Dust in the corners
No ideas but in things," writes William Carlos Williams in the epic poem Paterson. The phrase is almost a mantra in the five books of Paterson, which were written by the doctor-poet between 1943 and 1956.
The struggle to see poetically can be decisive, according to Williams. He writes in another book of Paterson that successful perception is "NOT, prostrate, to copy nature but . . . to dance two and two with him." Poetry, he is saying, pairs sound and movement with emotion, an exterior with an interior, just like dance.
Poet's terrain: A poet's memory is his terrain—his dance floor, if you will. To ever be a poet, you can never relinquish this terrain. Williams might wonder, then, why little memory remains in me of the distressing time my mother and father had leading up to Mom's breast cancer diagnosis in 2002.
The Student Notebook essay offers insight or opinion from a Dartmouth student or trainee. Russo is a third-year medical student at DMS; as an undergraduate, he majored in biology and religion at Swarthmore College. Also a member of the Dartmouth Medicine Editorial Board, he wrote previously for the magazine about balancing the language of medicine with a literary sensibility.
I was young, a sophomore in high school. No things, no ideas. No memory exists now of the emotions, the uncertainty, or the furious planning to get the doctors together who were going to make my mom's treatment decisions. It is dark to me, told to me through stories not my own. But reading William Carlos Williams has given me a framework for going back to revisit that time.
How to see directly, as Williams wanted? The language of poetry resides in the imagination, from which it must meet an experience. New Jersey's idyllic Passaic Falls touched a chord with Williams, and he envisioned his protagonist, Dr. Paterson, walking toward the sea below the falls among the thoughts of Paterson, the sleeping city, in search of the complexity of the human mathematic—on the bus, on the sidewalk, on the blank faces of the houses.
I like to think that seeing his patients every day in his home in Rutherford, N.J., or in his patients' homes, afforded Williams that journey across the poetic terrain. Such would be the life of the most astute doctor. Nothing would be lost. And so, Williams says, if the doctor and patient relationship were literally followed, it would afford every feat of the imagination.

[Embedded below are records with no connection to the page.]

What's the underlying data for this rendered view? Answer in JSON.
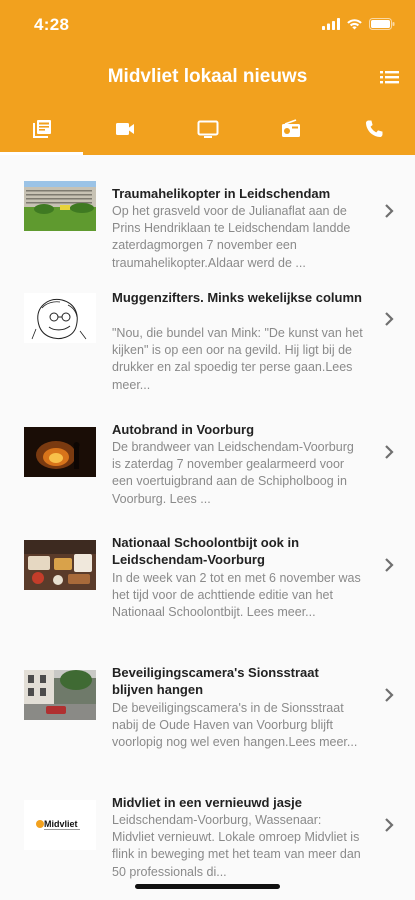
{
  "status": {
    "time": "4:28"
  },
  "header": {
    "title": "Midvliet lokaal nieuws",
    "menu_icon": "list-menu-icon"
  },
  "tabs": [
    {
      "name": "news",
      "icon": "newspaper-icon",
      "active": true
    },
    {
      "name": "video",
      "icon": "video-camera-icon",
      "active": false
    },
    {
      "name": "tv",
      "icon": "tv-icon",
      "active": false
    },
    {
      "name": "radio",
      "icon": "radio-icon",
      "active": false
    },
    {
      "name": "phone",
      "icon": "phone-icon",
      "active": false
    }
  ],
  "articles": [
    {
      "title": "Traumahelikopter in Leidschendam",
      "text": "Op het grasveld voor de Julianaflat aan de Prins Hendriklaan te Leidschendam landde zaterdagmorgen 7 november een traumahelikopter.Aldaar werd de ..."
    },
    {
      "title": "Muggenzifters. Minks wekelijkse column",
      "text": "\"Nou, die bundel van Mink: \"De kunst van het kijken\" is op een oor na gevild. Hij ligt bij de drukker en zal spoedig ter perse gaan.Lees meer..."
    },
    {
      "title": "Autobrand in Voorburg",
      "text": "De brandweer van Leidschendam-Voorburg is zaterdag 7 november gealarmeerd voor een voertuigbrand aan de Schipholboog in Voorburg. Lees ..."
    },
    {
      "title": "Nationaal Schoolontbijt ook in Leidschendam-Voorburg",
      "text": "In de week van 2 tot en met 6 november was het tijd voor de achttiende editie van het Nationaal Schoolontbijt. Lees meer..."
    },
    {
      "title": "Beveiligingscamera's Sionsstraat blijven hangen",
      "text": "De beveiligingscamera's in de Sionsstraat nabij de Oude Haven van Voorburg blijft voorlopig nog wel even hangen.Lees meer..."
    },
    {
      "title": "Midvliet in een vernieuwd jasje",
      "text": "Leidschendam-Voorburg, Wassenaar: Midvliet vernieuwt. Lokale omroep Midvliet is flink in beweging met het team van meer dan 50 professionals di...",
      "logo_text": "Midvliet"
    }
  ],
  "colors": {
    "accent": "#f2a11e",
    "title_text": "#222222",
    "body_text": "#8a8a8a",
    "chevron": "#6f6f6f"
  }
}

The real thing: Williams's imagination was wild on certain days, so much so that he would ponder a poem he would write after seeing the day's patients, sometimes writing almost through the night. That imagination, that excitement to write of things of small or large importance, was always powering his seeing. "Say it! No ideas but in things." To avoid making a poem simply a plagiarism of an experience, Williams was conscious to never use life for the sake of a poem. Rather, the poem was the material to bring life into art (not vice versa), to get at experience, which was the real thing. Understandably, then, Williams calls a poem "a machine."
Living life to create a poem—to write about the meaning that you just experienced, or about the memory of accumulated experience—must give you the most exquisite antennae.
For a doctor, the creation of the poem humming inside of you as you tend to patients—what a way to impart a meaningful touch. On rounds to deliver a baby in "Guinea Hill," for example, predictably the Italian section of Rutherford, Williams might observe the dust in the corners of the kitchen and the worn tracks through the center of the room on his way to the birth room. Subsequently, he might embark on a journey to follow the feet that moved the dust and wore the cheap wood, figuring the lines of the black shoes as they went.
I remember now being confused one afternoon at school when I was called into the guidance counselor's office. He was a kind man with large, silver glasses with a horizontal bar at the top. His tuft of gray hair was curly on the dome and somewhat straighter along the sides, long over the ears and neck where it touched his gray tweed collar. He was a nice man, but his concern was misplaced. He was saying that whatever I needed, I would get, that this must be a tough time for a young man. "I don't need anything, thank you," I remember telling him.
Williams might observe the dust in the corners of the kitchen or follow the feet that moved the dust and wore the cheap wood, figuring the lines of the black shoes as they went.
Just pictures: I also remember the morning of the surgery, the bilateral mastectomy. I remember it today as "the cure." I remember some "things," but they are unlinked to any memory of emotion. Things unlinked to emotion are just pictures.
I grabbed Mom's hand as she was wheeled away. The touch of her hand is blank now. She had a cap covering her hair. Why was she wearing a cap? Surgeons wore caps. She wasn't going to do the surgery, I remember thinking. Ridiculous thought. Her curly, dark bangs fell to her brow, and the long strands of her hair were spread under her head on the pillow. She was smiling, saying something surely, but I don't remember. I didn't speak, just took a mental snapshot of the moment, which I remember now as only just that.
My grandfather—my mom's father—was right beside me. Later, Mom told me he was nervous that day, but I don't recall being aware of it at the time. Yet knowing Grandpa, I'm sure as hell he was nervous. He loved my mother; he wanted her to get well. I may have been nervous, I may have felt that love between Grandpa and Mom, but I don't recall. I don't recall the dust in the corners of the waiting area (how long did we wait?) or the worn tracks to the OR.
But one day this poem will be written.